The CLA has urged the Government to consider the strategic importance of land when it comes to the introduction of new measures to protect areas at risk of flooding in England.
The association, which represents farmers, landowners and rural businesses, argues that agricultural land should be assessed not only in terms of its financial value, but also for its key role producing food for the nation and responding to climate change.
The CLA also highlighted the devastating impact flooding can have on individual farms, where it can wreck harvests and damage livestock, buildings and equipment.

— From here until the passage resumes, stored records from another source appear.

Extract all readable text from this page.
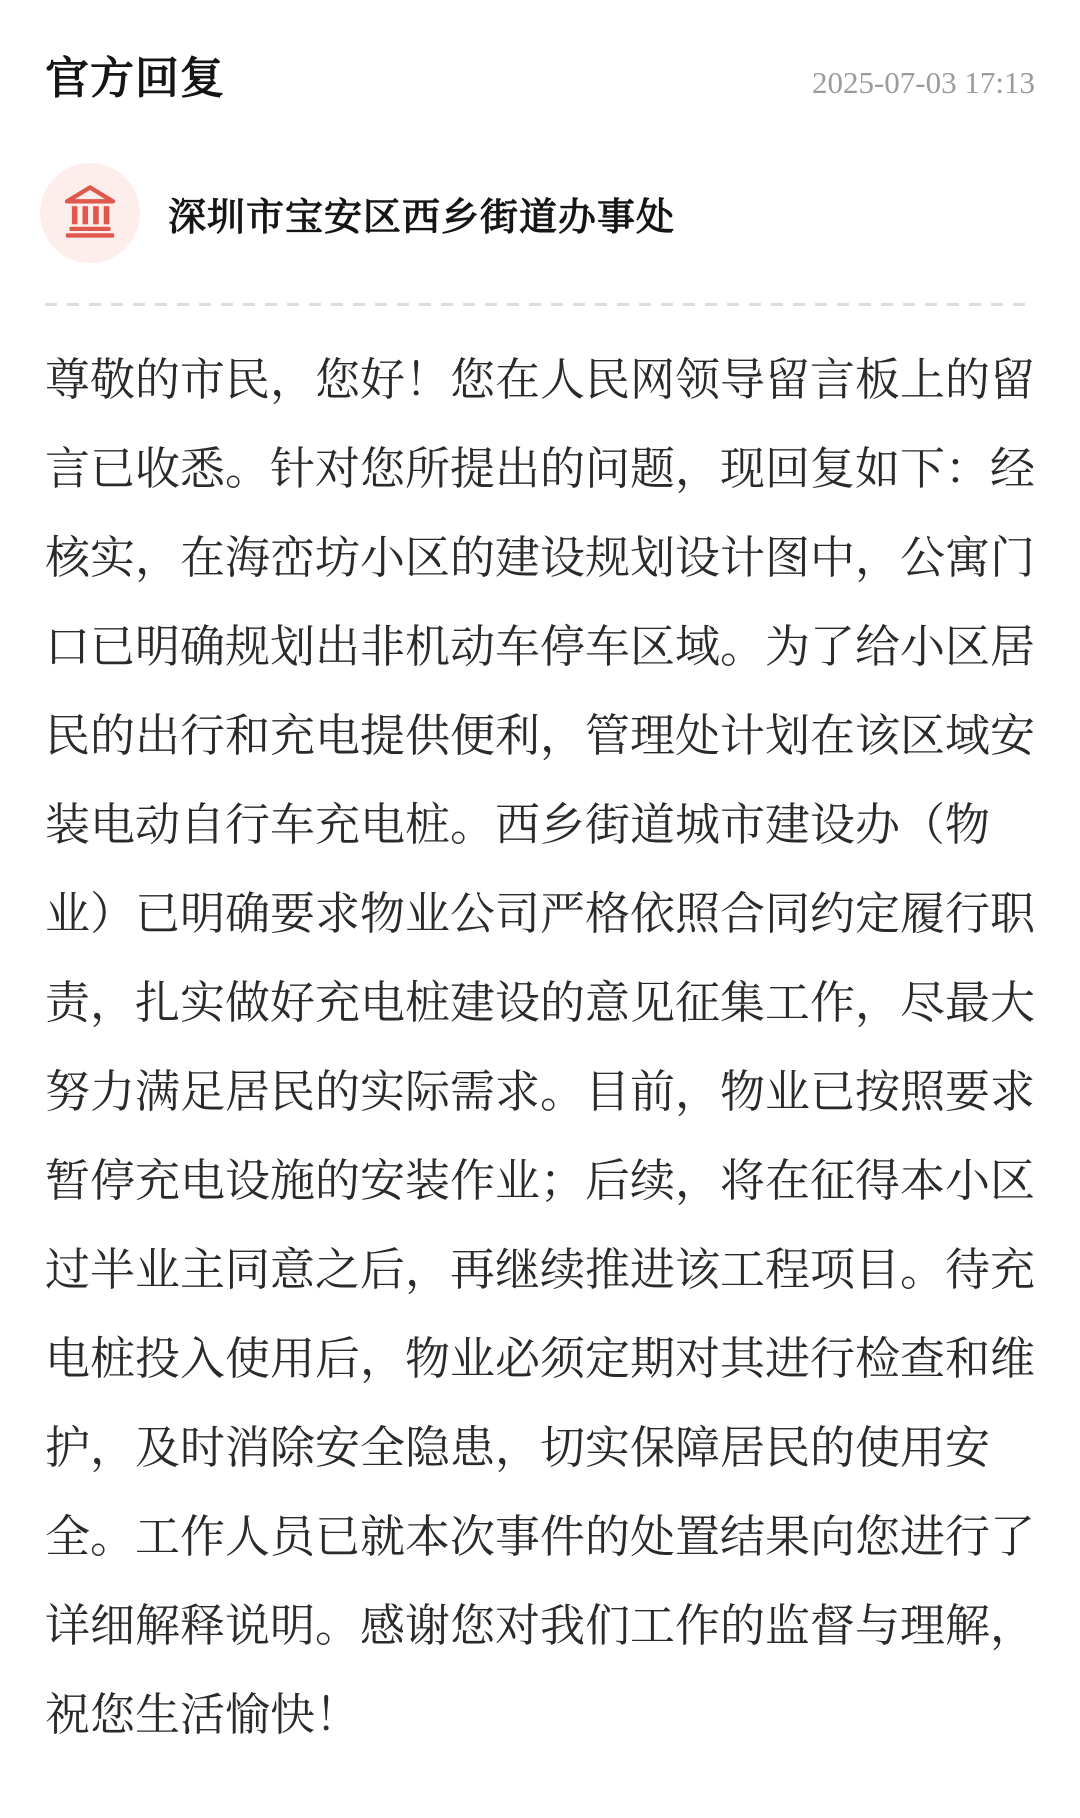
官方回复	2025-07-03 17:13
深圳市宝安区西乡街道办事处
尊敬的市民，您好！您在人民网领导留言板上的留
言已收悉。针对您所提出的问题，现回复如下：经
核实，在海峦坊小区的建设规划设计图中，公寓门
口已明确规划出非机动车停车区域。为了给小区居
民的出行和充电提供便利，管理处计划在该区域安
装电动自行车充电桩。西乡街道城市建设办（物
业）已明确要求物业公司严格依照合同约定履行职
责，扎实做好充电桩建设的意见征集工作，尽最大
努力满足居民的实际需求。目前，物业已按照要求
暂停充电设施的安装作业；后续，将在征得本小区
过半业主同意之后，再继续推进该工程项目。待充
电桩投入使用后，物业必须定期对其进行检查和维
护，及时消除安全隐患，切实保障居民的使用安
全。工作人员已就本次事件的处置结果向您进行了
详细解释说明。感谢您对我们工作的监督与理解，
祝您生活愉快！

In its formal response to the Environment Agency’s draft National Flood and Coastal Erosion Risk Management Strategy consultation the CLA also argued that:
- farmers and landowners should be encouraged and empowered to undertake flood management maintenance on their own land;
- Environmental Land Management Schemes (ELMS) should be used to incentivise natural flood management, for example by planting trees or allowing a natural river bend to re-establish itself, but that there must be sufficient long-term funding for this; and
- the focus should be on long-term resilience, as well as immediate flood response and recovery.
CLA Midlands regional director Mark Riches said: “While must attention is understandably paid to urban areas, we cannot ignore the strategic importance of agricultural land. This is why we have reiterated our call for a common-sense approach that empowers landowners to devise, build and manage flood management schemes to protect their own livelihoods as well as reducing the flood risk to neighbouring land and properties. This would have the considerable benefit of releasing resources for the Environment Agency to support flood and coastal resilience in other areas at risk.
“As part of the wider discussions on delivering public goods, there is an opportunity to use a future ELMS scheme to support natural flood management – whether planting trees, allowing a natural river bend to re-establish itself or encouraging peatland and saltmarshes.”